Explanation for Hadoop Mapreduce Console Output

2019-02-05 09:57发布

问题:

I am newbie in hadoop environment. I already set up 2 node cluster hadoop. then I run sample mapreduce application. (wordcount actually). then I got output like this

    File System Counters
    FILE: Number of bytes read=492
    FILE: Number of bytes written=6463014
    FILE: Number of read operations=0
    FILE: Number of large read operations=0
    FILE: Number of write operations=0
    HDFS: Number of bytes read=71012
    HDFS: Number of bytes written=195
    HDFS: Number of read operations=404
    HDFS: Number of large read operations=0
    HDFS: Number of write operations=2
Job Counters 
    Launched map tasks=80
    Launched reduce tasks=1
    Data-local map tasks=80
    Total time spent by all maps in occupied slots (ms)=429151
    Total time spent by all reduces in occupied slots (ms)=72374
Map-Reduce Framework
    Map input records=80
    Map output records=8
    Map output bytes=470
    Map output materialized bytes=966
    Input split bytes=11040
    Combine input records=0
    Combine output records=0
    Reduce input groups=1
    Reduce shuffle bytes=966
    Reduce input records=8
    Reduce output records=5
    Spilled Records=16
    Shuffled Maps =80
    Failed Shuffles=0
    Merged Map outputs=80
    GC time elapsed (ms)=5033
    CPU time spent (ms)=59310
    Physical memory (bytes) snapshot=18515763200
    Virtual memory (bytes) snapshot=169808543744
    Total committed heap usage (bytes)=14363394048
Shuffle Errors
    BAD_ID=0
    CONNECTION=0
    IO_ERROR=0
    WRONG_LENGTH=0
    WRONG_MAP=0
    WRONG_REDUCE=0
File Input Format Counters 
    Bytes Read=29603
File Output Format Counters 
    Bytes Written=195

Are there any explanation about every data which I got? especially,

  1. Total time spent by all maps in occupied slots (ms)
  2. Total time spent by all reduces in occupied slots (ms)
  3. CPU time spent (ms)
  4. Physical memory (bytes)
  5. Virtual memory (bytes) snapshot
  6. Total committed heap usage (bytes)

回答1:

Mapreduce framwork maintains counters while the job has been submitted for execution. These counters are shown to user for understaing job statistics and to see benchmarks and performance analysis. Your job output has shown you some of the counters. There is a good explanation in definitive guide chapter 8 about the counters, i suggest you to check it once.

To explain about the items you asked for,

1) Total time spent by all maps - The total time taken running map tasks in milliseconds. Includes tasks that were started speculatively (Speculative means running a failed or slow job after waiting for specified time, in lament terms a speculative job means re-run of any particular map task).

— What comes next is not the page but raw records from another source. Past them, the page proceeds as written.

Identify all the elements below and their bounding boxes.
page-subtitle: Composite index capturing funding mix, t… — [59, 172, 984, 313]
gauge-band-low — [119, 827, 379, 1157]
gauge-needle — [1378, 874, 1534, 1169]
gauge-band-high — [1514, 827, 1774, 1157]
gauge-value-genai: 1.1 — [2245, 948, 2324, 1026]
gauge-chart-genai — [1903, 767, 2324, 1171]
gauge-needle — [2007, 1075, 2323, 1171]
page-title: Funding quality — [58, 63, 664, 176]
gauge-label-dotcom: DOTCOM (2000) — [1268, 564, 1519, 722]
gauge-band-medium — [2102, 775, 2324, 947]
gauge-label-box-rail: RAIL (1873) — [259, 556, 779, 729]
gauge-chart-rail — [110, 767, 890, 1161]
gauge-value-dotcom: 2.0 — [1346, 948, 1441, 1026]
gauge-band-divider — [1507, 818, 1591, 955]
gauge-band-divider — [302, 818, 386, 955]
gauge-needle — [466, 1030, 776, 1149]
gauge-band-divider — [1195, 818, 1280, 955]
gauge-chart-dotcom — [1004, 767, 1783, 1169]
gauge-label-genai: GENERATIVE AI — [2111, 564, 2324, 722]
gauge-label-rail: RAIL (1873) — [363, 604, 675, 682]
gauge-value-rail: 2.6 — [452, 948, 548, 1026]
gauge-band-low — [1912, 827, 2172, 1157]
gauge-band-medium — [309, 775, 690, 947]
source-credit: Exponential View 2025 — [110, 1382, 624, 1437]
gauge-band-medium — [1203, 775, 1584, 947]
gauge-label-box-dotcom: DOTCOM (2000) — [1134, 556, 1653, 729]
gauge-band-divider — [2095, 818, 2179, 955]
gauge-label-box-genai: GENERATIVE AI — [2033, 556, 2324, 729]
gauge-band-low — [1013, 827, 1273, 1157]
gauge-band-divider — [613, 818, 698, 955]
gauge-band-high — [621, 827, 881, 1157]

2) Total time spent by all reduces - The total time taken running reduce tasks in milliseconds.

3) CPU Time - The cumulative CPU time for a task in milliseconds

4) Physical memory - The physical memory being used by a task in bytes, memory here counts the total memory used for spills as well.

5) Total virtual memory - The virtual memory being used by a task in bytes

6) Total committed heap usage - The total amount of memory available in the JVM in bytes

Hope this helps. The categories of counters and their details are neatly given in definitive guide, if you need any additional info, please let me know.

Thank You.

Extra details after comment--

RAM is the primary memory that is used when processing a job. The data will be brought to RAM and job gets processed keep it there in RAM. But, data might be bigger that the RAM size allocated. In such scenarios, Operating system keeps the data in Disk and swaps it to and from RAM to allow even lessar RAM is sufficient for files those are higher in memory. for eg: RAM is 64MB, and suppose if the file size is 128 MB, then 64MB will be kept in RAM first and other 64 in DISK, and swaps it. Though it wont keep it as 64MB and 64 MB, internally it divides into segments/pages.

I just gave an example to understand. A virtual memory is a concept to work for files bigger than RAM by using the pages and swapping with DISK and RAM. So for above case, it virtually using 64 MB from Disk as RAM so it is called as Virtual memory.

Hope you understand. If you satisfied with the answer, please accept it as answer. Let me know if you have any questions.

Heap the JVM memory used for object store, which is set using JVM_OPTS in command line. Normally all java programs need to have these settings.